A l’occasion de la béatification de Jean-Paul II, Jean Sévillia publie un article intéressant sur la France et sur le rôle de nos épiscopes dans la déchristianisation. Extraits :
Le Bourget, dimanche 1er juin 1980. Il a plu toute la nuit, il pleut encore, et la température est celle d’un mois d’octobre. C’est dans un morne champ de boue que pataugent les fidèles qui assistent à la messe solennelle célébrée par Jean-Paul II, dont c’est la première visite en France. La précédente venue d’un souverain po.tife dans le pays date du sacre de Napoléon… La foule, toutefois, est relativement clairsemée: 350.000 personnes, alors que les organisateurs en espéraient 1 million. Ce chiffre, même en tenant compte des 50.000 jeunes qui se réuniront le soir au Parc des Princes, traduit une faible mobilisation. Et pour cause: une partie de l’épiscopat et du clergé français a sciemment boudé la messe du Bourget, décourageant leurs ouailles de s’y rendre. Pour quelles raisons? […]

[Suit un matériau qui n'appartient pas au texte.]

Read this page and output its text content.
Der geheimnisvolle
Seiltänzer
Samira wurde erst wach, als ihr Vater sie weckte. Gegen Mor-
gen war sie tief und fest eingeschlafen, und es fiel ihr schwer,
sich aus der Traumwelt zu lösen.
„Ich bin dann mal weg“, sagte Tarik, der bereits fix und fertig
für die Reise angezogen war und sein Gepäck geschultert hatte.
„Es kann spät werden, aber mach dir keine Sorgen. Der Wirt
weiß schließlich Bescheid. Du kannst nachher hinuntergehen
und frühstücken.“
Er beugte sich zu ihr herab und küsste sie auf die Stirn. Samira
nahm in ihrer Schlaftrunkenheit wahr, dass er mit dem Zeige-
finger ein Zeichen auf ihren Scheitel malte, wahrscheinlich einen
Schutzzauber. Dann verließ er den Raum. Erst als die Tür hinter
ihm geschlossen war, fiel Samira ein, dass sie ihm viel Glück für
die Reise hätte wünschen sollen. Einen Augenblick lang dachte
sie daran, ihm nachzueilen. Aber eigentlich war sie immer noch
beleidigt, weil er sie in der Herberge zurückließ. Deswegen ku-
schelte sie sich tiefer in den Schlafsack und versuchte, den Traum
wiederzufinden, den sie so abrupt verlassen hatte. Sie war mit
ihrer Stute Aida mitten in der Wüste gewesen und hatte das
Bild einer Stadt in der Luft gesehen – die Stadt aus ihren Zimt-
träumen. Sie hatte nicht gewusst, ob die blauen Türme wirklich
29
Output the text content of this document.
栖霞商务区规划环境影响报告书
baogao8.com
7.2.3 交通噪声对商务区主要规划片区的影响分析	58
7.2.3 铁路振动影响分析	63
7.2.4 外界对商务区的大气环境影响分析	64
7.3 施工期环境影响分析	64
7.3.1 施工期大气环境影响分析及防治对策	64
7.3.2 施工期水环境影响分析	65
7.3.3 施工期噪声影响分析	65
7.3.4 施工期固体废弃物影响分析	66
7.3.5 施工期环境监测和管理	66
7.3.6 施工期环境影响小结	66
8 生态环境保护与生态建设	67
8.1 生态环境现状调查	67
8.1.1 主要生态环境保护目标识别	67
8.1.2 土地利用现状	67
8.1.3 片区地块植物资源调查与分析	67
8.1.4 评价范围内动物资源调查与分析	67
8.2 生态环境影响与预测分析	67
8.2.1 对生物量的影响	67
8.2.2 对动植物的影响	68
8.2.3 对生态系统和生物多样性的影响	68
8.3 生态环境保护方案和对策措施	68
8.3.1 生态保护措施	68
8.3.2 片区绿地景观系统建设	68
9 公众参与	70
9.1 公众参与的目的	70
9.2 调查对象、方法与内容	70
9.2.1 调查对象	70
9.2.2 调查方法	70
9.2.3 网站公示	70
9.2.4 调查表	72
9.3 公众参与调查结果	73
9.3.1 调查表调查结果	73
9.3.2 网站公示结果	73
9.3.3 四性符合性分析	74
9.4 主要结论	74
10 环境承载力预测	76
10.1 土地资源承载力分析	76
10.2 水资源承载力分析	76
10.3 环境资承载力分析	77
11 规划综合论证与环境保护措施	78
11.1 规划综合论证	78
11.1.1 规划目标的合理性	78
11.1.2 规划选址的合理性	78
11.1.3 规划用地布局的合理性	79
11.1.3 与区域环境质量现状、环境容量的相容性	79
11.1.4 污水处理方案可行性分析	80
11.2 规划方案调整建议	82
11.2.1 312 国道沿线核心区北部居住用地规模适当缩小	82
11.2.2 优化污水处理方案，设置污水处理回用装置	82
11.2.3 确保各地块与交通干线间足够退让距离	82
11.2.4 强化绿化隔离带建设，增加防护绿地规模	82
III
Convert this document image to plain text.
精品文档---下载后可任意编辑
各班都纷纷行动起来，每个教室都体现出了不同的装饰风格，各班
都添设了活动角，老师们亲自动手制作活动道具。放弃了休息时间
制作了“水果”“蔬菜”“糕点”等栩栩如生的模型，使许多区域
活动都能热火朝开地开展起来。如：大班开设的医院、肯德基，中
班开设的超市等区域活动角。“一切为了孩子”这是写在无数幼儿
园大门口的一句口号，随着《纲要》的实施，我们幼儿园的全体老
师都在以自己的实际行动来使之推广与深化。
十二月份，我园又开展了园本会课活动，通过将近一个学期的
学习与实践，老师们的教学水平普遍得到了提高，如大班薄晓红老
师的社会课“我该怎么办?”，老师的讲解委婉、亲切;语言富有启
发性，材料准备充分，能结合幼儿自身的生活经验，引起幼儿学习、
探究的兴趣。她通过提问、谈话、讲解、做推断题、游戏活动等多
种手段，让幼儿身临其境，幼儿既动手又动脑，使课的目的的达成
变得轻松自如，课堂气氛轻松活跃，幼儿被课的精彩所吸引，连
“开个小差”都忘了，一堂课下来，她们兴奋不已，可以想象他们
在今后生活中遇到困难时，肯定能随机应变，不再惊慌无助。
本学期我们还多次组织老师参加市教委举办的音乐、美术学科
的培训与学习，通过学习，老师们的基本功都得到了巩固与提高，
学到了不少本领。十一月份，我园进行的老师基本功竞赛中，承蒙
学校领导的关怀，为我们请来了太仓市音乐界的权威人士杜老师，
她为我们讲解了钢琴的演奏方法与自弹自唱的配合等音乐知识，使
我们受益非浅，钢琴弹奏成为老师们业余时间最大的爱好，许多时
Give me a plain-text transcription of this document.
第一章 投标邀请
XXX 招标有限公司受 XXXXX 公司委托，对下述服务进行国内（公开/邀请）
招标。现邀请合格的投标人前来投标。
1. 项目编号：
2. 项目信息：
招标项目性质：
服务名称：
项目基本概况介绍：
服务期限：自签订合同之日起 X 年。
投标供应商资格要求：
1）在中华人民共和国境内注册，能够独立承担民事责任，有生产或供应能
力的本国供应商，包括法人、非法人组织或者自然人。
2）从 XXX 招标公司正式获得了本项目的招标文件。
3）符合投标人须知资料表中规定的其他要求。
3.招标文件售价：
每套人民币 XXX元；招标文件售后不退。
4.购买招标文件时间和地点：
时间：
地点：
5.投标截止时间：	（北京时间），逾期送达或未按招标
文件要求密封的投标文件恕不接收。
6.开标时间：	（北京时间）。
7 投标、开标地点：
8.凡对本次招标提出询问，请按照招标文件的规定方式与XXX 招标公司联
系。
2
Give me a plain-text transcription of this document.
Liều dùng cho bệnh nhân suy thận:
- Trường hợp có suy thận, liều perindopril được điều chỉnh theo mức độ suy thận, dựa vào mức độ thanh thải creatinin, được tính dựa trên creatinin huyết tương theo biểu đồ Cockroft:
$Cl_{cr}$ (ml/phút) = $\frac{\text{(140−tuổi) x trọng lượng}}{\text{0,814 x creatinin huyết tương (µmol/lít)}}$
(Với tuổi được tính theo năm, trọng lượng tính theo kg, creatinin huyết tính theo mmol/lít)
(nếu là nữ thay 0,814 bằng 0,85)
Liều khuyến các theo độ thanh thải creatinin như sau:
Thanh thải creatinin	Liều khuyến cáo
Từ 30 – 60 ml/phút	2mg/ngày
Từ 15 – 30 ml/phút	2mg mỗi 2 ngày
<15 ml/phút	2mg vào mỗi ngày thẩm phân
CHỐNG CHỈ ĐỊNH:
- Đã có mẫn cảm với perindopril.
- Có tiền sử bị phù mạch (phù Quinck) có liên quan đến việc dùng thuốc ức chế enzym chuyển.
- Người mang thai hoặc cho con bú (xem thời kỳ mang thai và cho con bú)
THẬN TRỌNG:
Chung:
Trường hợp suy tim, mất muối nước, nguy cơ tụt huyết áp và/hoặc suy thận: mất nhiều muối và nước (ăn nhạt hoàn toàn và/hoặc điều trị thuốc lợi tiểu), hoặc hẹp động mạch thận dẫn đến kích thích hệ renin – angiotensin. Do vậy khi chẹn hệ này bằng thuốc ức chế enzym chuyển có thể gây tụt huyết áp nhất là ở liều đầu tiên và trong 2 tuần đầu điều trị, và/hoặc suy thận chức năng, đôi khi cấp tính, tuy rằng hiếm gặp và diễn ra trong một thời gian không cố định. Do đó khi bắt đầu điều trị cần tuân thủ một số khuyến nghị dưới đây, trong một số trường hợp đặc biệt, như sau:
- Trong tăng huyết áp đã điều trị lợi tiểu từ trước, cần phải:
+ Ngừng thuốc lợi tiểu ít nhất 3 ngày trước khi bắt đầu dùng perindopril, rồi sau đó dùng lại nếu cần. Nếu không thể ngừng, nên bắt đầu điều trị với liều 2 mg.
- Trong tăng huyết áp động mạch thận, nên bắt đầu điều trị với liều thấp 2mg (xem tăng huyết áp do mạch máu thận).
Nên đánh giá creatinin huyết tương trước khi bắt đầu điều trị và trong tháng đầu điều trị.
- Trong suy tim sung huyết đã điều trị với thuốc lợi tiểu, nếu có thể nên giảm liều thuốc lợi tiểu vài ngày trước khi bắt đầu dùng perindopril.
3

La période de l’après-Concile, en effet, a vu souffler un vent révolutionnaire sur l’Eglise de France. En 1968, était fondé Echanges et dialogue, association de prêtres partisans pour eux du travail salarié et du mariage. En 1970, Marc Oraison, prêtre et médecin, prêchait une vie sexuelle au goût du jour, tandis que le père Cardonnel, un dominicain, déposait au procès de La Cause du peuple, journal maoïste interdit. En 1972, un document de la commission épiscopale du monde ouvrier, composée de 14 évêques, vantait «la société socialiste, la société solidaire». En 1974, au congrès de la Jeunesse ouvrière chrétienne (JOC), Georges Marchais, secrétaire général du PCF, était accueilli par 35.000 jeunes entonnant L’Internationale, scène se déroulant en présence de 44 évêques, dont Mgr Marty, cardinal-archevêque de Paris, auteur, en mai 68, d’une inénarrable formule: «Dieu n’est pas conservateur.» En 1979, une enquête a montré que la majorité des évêques de France est favorable à une collaboration avec le Parti communiste, 66 % d’entre eux acceptant le bien-fondé des analyses marxistes. […]
A la veille de la messe du Bourget, on a infligé au pape, à Saint-Denis, une cérémonie organisée par la JOC. Avec une assistance qui chantait au son des guitares : «Peuple affamé de justice, toi le peuple opprimé, debout, lève-toi, il faut crier ta faim.» Dans un grand sourire, Jean-Paul II a rappelé que, pour l’Eglise, la vraie libération se trouve en Jésus-Christ… Alors, ce 1er juin 1980, au Bourget, celui que l’on surnomme déjà « l’athlète de Dieu » apostrophe la foule détrempée et transie d’une formule qui a tout d’un blâme pour les évêques présents, mais qui va créer un électrochoc: «France, fille aînée de l’Eglise, es-tu fidèle aux promesses de ton baptême?»
Sept mois plus tard, Jean-Marie Lustiger, évêque d’Orléans, est nommé archevêque de Paris. Cette personnalité puissante va devenir le phare, sur le plan doctrinal comme sur le plan pratique, de la politique papale : relance de la pastorale autour des paroisses et des familles, recentrage sur l’Evangile, redressement de la théologie, formation d’un nouveau clergé, marginalisation des extrêmes. La contestation interne ne désarmera jamais (on le verra rapidement à propos des critiques exprimées par le Vatican sur les catéchismes alors en usage en France, ou à propos de la condamnation de la théologie de la libération, deux affaires au cours desquelles le cardinal Ratzinger servira de paratonnerre pontifical), mais les foules catholiques, réveillées, suivront désormais Jean-Paul II.
Au début de l’aventure des JMJ, il fallait se débrouiller, via des associations, via le scoutisme, pour s’y rendre, l’Eglise officielle en France n’organisant rien de particulier. Aujourd’hui, il n’y a plus un seul diocèse de France qui n’organise pas un car de jeunes pour se rendre aux JMJ.